27/02/2018 às 19h45min - Atualizada em 27/02/2018 às 19h45min

STF reverte bloqueio das contas de Minas

Liminar evita que União cobre dívida de R$ 6 bilhões, o que comprometeria serviços públicos essenciais

MAELI PRADO E CAROLINA LINHARES | FOLHAPRESS
Com a decisão da ministra Rosa Weber, R$ 122 mi já repassados serão devolvidos | Foto: Carlos Moura/SCO/STF
 
O STF (Supremo Tribunal Federal) reverteu a decisão do Tesouro de bloquear R$ 6 bilhões em recursos do Estado de Minas Gerais nesta terça-feira (27). A ministra Rosa Weber concedeu uma decisão liminar (provisória) para que a União se abstenha de cobrar a dívida do Estado.

Na última sexta-feira (23), o Tesouro determinou o bloqueio do montante em receitas tributárias e repasses do FPE (Fundo de Participação dos Estados e do Distrito Federal) no âmbito da renegociação da dívida do Estado com a União.

Cerca de R$ 122 milhões chegaram a ser repassados dos cofres mineiros ao Tesouro e terão que ser devolvidos, segundo a decisão de Weber. Em seu pedido ao STF, a Advocacia-Geral de Minas Gerais afirmou que o bloqueio representa "irrefutável prejuízo aos serviços públicos essenciais no âmbito do Estado de Minas Gerais, mormente nas áreas da saúde e segurança públicas em prejuízo a vidas humanas".
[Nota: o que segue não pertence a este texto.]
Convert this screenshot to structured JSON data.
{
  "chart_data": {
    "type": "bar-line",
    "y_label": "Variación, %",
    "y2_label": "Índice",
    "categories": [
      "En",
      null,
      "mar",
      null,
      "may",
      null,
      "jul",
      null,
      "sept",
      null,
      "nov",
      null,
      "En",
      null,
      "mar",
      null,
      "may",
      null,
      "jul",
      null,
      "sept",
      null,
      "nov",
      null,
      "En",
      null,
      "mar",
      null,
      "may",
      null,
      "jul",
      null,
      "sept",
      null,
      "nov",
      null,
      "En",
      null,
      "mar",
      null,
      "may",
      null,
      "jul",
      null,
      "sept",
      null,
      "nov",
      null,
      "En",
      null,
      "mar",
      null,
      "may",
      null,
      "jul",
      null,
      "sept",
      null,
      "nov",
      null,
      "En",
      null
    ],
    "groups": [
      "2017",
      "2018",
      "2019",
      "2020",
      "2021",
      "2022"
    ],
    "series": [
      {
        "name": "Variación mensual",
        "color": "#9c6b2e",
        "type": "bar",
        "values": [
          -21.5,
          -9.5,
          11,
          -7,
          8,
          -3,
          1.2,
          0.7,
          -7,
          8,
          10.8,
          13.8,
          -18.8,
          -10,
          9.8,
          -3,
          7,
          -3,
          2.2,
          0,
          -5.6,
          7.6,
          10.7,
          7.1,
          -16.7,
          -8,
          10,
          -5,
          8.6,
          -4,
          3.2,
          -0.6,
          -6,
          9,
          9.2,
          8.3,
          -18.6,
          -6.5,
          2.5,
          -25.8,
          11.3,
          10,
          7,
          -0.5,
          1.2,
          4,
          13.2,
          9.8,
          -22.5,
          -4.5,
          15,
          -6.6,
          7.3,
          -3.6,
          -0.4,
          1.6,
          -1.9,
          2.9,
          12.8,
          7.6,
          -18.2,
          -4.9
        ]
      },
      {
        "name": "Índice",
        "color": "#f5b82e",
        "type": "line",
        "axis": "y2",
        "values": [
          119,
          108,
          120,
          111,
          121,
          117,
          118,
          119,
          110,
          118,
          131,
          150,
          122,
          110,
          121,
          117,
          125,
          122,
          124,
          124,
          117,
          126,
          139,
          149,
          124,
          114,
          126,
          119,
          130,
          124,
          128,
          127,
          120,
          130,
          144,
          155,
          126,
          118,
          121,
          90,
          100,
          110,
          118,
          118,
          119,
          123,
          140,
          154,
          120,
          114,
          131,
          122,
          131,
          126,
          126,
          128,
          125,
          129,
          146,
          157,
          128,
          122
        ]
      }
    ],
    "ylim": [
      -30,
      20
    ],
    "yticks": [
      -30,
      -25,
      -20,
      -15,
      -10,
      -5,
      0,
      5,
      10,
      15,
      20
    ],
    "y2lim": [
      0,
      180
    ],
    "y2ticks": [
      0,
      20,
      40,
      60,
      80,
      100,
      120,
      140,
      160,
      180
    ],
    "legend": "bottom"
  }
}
De acordo com a secretária do Tesouro Nacional, Ana Paula Vescovi, o governo mineiro perdeu prazos para apresentar aditivos ao contrato que estabelece a renegociação das dívidas da União com o Estado. O governo de Minas, porém, afirma ter enviado toda a documentação a tempo.

Segundo a Advocacia-Geral de Minas Gerais, o Tesouro deu prazo de 60 dias, a partir do dia 23, para regularizar a entrega de documentos, mas, no mesmo dia, determinou o bloqueio dos recursos. O Tesouro afirma, contudo, que o Estado foi avisado desde o ano passado sobre a questão da documentação.

Antes de aderir à renegociação da dívida, o Estado de Minas Gerais já movia uma ação judicial no STF a respeito do montante, mas desistiu do processo conforme exige a lei que regulamentou o socorro do governo federal aos Estados.

A desistência fez cair uma liminar que impedia que a União cobrasse a dívida do Estado e, a partir disso, o Tesouro passou a cobrar o montante.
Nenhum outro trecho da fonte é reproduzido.